Eugene Milne, director of public health at Newcastle City Council, said, “So far, thanks to efficiencies and the way we commission, we have managed to cushion a lot, but I don’t think we can carry on doing that.
“Reductions over the next few years will start cutting into some of the core services. It’s quite clear we are going to have to start making reductions in sexual health services.”
Other areas that are likely to see reductions in funding include smoking cessation services and pregnancy care.
The directors had experienced barriers to their work, fellow witness Ros Jervis, director of public health for Wolverhampton City Council, told MPs.

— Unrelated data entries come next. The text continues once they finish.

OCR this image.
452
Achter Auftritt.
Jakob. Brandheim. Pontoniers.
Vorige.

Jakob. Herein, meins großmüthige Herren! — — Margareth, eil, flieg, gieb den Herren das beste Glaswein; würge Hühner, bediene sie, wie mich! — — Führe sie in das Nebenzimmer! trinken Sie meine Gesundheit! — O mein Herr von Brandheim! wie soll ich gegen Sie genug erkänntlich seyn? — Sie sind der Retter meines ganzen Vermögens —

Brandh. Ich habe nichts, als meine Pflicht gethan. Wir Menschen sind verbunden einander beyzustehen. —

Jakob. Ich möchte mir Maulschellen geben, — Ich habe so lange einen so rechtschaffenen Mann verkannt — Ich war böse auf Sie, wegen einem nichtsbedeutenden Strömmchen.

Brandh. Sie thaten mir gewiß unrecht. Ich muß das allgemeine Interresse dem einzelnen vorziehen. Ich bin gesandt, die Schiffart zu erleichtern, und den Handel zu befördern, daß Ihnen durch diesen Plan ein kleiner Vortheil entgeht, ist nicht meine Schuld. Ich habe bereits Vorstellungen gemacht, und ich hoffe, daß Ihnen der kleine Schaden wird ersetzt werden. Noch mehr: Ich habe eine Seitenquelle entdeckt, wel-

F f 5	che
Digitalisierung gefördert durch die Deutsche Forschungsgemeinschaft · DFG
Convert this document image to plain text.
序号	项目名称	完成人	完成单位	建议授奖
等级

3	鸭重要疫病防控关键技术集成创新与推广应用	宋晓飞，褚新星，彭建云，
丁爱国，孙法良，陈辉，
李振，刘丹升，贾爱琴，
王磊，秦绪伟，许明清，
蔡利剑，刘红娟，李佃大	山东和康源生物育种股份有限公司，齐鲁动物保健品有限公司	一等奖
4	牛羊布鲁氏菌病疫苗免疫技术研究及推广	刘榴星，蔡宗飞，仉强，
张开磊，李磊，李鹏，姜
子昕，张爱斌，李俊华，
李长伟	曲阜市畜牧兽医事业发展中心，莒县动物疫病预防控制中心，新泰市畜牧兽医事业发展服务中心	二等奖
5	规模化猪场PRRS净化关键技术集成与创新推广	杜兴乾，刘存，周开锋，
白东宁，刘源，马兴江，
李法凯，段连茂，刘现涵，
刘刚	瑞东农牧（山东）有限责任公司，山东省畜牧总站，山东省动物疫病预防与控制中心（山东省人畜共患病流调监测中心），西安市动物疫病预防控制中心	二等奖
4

“I can’t fulfil my scrutiny and challenge role as a director of public health in relation to screening and immunisation programmes,” said Jervis. “I feel that information is being deliberately withheld from local authority officers who are part of my team.
“There are some real anxieties in the NHS about sharing data. We finally managed to get information at a GP practice level in relation to seasonal flu vaccine uptake, but we do not get any information at a practice level in relation to childhood immunisations. We need to improve data sharing.”